Older software, most especially video games, have been harder to preserve or re-release mostly due to their source code being unfortunately lost entirely or in parts. Despite the finished product being available, it requires a ton of time to reverse-engineer the software to get its actual source code. A coder has actually done this with the original Diablo, a timeless classic.
The coder, who goes by the alias GalaxyHaxz, has detailed their process of reverse-engineering the game, which took them over 1,200 hours in the span of “6-12 months.” The goal was to ensure that “everything is preserved” in the new project, which is cutely referred to as “Devilution.”
To be clear, this is purely the source code of the game, and does not contain any of the original assets like graphics or sound effects, so this doesn’t mean you’ll be able to grab a free copy of Diablo (not to mention Blizzard lawyers would have already shut this thing down by now if that were the case).

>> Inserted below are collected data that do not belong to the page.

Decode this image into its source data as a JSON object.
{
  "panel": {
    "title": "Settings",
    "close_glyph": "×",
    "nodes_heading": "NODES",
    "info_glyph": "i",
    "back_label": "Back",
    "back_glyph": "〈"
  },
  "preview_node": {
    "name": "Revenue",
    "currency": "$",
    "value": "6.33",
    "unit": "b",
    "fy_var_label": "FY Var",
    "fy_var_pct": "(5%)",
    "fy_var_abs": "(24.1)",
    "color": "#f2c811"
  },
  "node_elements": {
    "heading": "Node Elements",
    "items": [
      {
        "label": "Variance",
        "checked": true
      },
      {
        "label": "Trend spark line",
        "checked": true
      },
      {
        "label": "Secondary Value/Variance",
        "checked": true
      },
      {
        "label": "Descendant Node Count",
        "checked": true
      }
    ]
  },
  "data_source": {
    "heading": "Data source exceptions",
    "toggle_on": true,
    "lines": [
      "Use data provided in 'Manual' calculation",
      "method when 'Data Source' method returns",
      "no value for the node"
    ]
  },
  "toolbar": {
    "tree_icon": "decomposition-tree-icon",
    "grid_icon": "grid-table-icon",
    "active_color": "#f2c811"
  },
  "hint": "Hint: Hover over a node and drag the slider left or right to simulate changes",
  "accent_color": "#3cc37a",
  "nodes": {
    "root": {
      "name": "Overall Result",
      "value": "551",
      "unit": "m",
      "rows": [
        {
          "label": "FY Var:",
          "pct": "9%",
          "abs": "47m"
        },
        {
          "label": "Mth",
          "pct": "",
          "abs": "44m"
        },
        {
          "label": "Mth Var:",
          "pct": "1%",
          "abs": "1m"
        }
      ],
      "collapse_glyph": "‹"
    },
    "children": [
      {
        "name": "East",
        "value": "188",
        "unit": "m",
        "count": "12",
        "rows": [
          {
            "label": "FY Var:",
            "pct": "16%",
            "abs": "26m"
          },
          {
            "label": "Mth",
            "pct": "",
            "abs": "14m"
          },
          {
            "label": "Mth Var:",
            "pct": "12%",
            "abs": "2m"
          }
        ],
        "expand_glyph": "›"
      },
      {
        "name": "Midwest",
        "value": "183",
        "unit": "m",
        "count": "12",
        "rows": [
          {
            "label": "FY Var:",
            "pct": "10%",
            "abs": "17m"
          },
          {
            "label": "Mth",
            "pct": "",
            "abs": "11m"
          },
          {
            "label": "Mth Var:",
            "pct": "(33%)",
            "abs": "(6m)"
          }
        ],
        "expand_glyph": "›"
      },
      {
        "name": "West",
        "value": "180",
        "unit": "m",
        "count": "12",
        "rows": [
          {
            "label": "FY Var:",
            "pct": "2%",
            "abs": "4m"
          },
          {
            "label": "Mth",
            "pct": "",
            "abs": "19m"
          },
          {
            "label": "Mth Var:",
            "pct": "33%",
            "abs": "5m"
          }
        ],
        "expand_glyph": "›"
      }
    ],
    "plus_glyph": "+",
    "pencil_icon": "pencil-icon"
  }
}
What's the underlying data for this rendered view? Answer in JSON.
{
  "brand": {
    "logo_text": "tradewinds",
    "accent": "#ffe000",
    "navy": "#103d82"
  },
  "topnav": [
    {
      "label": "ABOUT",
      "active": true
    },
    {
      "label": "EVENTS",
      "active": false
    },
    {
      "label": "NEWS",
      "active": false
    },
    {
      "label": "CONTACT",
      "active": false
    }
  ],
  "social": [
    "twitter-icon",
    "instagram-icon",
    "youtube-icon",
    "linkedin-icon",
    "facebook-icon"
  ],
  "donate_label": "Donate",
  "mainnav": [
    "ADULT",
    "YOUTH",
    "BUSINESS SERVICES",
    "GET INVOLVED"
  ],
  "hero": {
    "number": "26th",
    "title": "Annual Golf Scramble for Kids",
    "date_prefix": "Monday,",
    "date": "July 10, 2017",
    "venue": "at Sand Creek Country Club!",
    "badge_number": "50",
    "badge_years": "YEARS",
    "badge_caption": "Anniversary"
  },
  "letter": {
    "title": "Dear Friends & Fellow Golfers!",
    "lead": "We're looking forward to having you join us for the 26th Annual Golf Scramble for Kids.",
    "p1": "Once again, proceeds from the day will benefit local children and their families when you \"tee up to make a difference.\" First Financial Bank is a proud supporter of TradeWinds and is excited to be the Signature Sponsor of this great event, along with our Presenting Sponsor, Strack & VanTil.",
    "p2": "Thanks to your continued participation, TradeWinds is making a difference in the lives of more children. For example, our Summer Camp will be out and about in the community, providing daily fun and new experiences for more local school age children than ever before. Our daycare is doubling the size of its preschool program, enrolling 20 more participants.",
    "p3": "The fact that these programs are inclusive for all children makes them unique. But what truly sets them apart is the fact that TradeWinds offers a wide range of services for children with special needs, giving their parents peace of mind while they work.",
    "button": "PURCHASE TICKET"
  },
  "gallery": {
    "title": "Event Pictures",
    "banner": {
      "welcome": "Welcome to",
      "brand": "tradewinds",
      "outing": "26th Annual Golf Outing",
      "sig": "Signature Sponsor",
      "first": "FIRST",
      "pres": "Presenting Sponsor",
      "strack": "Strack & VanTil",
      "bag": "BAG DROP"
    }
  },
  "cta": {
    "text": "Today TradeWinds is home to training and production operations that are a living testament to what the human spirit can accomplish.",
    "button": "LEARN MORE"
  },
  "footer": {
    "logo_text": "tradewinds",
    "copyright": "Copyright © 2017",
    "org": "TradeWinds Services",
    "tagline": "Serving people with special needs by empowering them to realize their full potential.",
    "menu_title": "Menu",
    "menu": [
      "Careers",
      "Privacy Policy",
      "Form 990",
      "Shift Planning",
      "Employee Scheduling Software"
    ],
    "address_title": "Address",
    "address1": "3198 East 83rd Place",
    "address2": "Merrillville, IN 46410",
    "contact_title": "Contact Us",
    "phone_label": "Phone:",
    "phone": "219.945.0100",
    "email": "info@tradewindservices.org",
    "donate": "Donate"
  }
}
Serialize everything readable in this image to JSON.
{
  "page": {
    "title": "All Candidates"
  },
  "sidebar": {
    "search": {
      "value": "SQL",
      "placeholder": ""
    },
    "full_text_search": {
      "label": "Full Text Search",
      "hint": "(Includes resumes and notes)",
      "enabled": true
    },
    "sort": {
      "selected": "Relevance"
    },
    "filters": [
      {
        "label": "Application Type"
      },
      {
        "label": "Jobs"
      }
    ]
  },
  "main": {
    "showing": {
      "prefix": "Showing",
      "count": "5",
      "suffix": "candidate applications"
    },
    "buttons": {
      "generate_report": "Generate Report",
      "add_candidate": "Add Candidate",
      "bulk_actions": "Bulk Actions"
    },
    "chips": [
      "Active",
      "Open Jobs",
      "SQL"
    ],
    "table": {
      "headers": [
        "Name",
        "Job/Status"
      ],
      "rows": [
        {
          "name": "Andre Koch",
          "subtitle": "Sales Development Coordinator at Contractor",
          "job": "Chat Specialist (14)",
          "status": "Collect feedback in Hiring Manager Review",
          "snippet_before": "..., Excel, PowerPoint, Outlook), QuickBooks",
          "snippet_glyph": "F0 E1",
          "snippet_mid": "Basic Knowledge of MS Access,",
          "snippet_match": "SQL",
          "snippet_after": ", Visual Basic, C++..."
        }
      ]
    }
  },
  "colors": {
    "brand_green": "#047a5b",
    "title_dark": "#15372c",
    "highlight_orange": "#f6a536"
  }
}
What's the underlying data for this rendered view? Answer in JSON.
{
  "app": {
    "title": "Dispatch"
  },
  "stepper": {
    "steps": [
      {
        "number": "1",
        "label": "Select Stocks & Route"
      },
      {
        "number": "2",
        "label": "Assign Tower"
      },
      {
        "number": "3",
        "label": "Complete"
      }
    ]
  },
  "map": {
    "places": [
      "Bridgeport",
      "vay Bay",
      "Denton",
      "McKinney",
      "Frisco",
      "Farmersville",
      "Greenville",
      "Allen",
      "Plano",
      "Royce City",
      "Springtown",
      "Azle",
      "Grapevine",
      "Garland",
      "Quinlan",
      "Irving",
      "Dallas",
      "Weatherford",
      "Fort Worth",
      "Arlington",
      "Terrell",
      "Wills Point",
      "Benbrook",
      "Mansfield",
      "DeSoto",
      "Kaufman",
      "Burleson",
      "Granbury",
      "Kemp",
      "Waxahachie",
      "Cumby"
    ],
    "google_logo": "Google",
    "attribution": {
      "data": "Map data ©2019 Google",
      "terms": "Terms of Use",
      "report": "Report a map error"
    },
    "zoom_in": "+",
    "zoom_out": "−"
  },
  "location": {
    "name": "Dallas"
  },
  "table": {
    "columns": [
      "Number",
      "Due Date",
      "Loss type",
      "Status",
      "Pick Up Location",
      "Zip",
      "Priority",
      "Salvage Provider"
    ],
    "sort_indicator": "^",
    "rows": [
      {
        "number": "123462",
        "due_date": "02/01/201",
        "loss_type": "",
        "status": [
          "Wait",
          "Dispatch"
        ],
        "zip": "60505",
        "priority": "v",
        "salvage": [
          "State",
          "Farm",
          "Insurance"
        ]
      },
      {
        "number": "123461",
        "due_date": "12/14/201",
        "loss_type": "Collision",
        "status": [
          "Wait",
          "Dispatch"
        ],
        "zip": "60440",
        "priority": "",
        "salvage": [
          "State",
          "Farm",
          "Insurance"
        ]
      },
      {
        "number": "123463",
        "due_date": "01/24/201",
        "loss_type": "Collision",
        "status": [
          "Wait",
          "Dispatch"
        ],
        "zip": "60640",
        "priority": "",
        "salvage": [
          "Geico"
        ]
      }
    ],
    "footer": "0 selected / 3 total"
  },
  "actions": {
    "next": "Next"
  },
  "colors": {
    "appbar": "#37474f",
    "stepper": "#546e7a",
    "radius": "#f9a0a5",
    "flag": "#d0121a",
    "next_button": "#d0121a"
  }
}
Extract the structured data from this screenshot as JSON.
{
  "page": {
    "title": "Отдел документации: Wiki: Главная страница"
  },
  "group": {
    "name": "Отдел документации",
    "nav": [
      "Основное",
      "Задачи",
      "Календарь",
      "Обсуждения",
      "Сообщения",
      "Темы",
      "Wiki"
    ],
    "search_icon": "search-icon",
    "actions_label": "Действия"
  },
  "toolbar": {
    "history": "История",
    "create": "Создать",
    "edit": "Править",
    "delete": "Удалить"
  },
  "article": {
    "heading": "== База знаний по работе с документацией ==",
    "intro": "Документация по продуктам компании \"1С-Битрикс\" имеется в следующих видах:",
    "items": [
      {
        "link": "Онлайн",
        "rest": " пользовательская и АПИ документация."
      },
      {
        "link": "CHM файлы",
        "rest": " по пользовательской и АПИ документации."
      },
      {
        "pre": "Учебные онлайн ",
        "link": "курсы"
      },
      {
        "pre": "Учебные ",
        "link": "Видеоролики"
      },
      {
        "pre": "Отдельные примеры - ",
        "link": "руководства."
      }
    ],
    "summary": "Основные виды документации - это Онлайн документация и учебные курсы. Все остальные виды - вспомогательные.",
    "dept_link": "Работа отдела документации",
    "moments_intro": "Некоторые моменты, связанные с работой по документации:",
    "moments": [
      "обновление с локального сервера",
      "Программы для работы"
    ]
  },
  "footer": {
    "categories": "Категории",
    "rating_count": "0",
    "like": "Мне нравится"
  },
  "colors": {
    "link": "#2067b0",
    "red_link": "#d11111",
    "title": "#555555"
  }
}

“For years mod-makers had to rely on tedious code editing and memory injection. A few even went even further and reversed a good chunk of the game (such as Belzebub/The Hell),” GalaxyHaxz noted. “The problem is that they never released their sources. Usually being a one-man job, they move on with their lives inevitably due to the amount of time/work required or lack of interest.
He went on to further explain how this will massively benefit the modding community: “This leaves people with a half-finished mod; one which had countless hours put into it, but left full of bugs and unfinished potential. So we’re back to square one. Devilution aims to fix this, by making the source code of Diablo freely available to all.”
Furthermore, the goal of Devilution was to wholly reproduce the 1996 classic and its source code as accurately as possible, including “bugs and badly written code”, so that fans can even make updates, fixes, and even ports to other platforms.
Most interestingly, this will provide a deeper look into the development of the game, including both unused and cut content that never saw the final release. “Development of Diablo was rushed near the end—many ideas were scrapped and Multiplayer was quickly hacked in. By examining the source, we can see various quirks of planned development,” the coder said.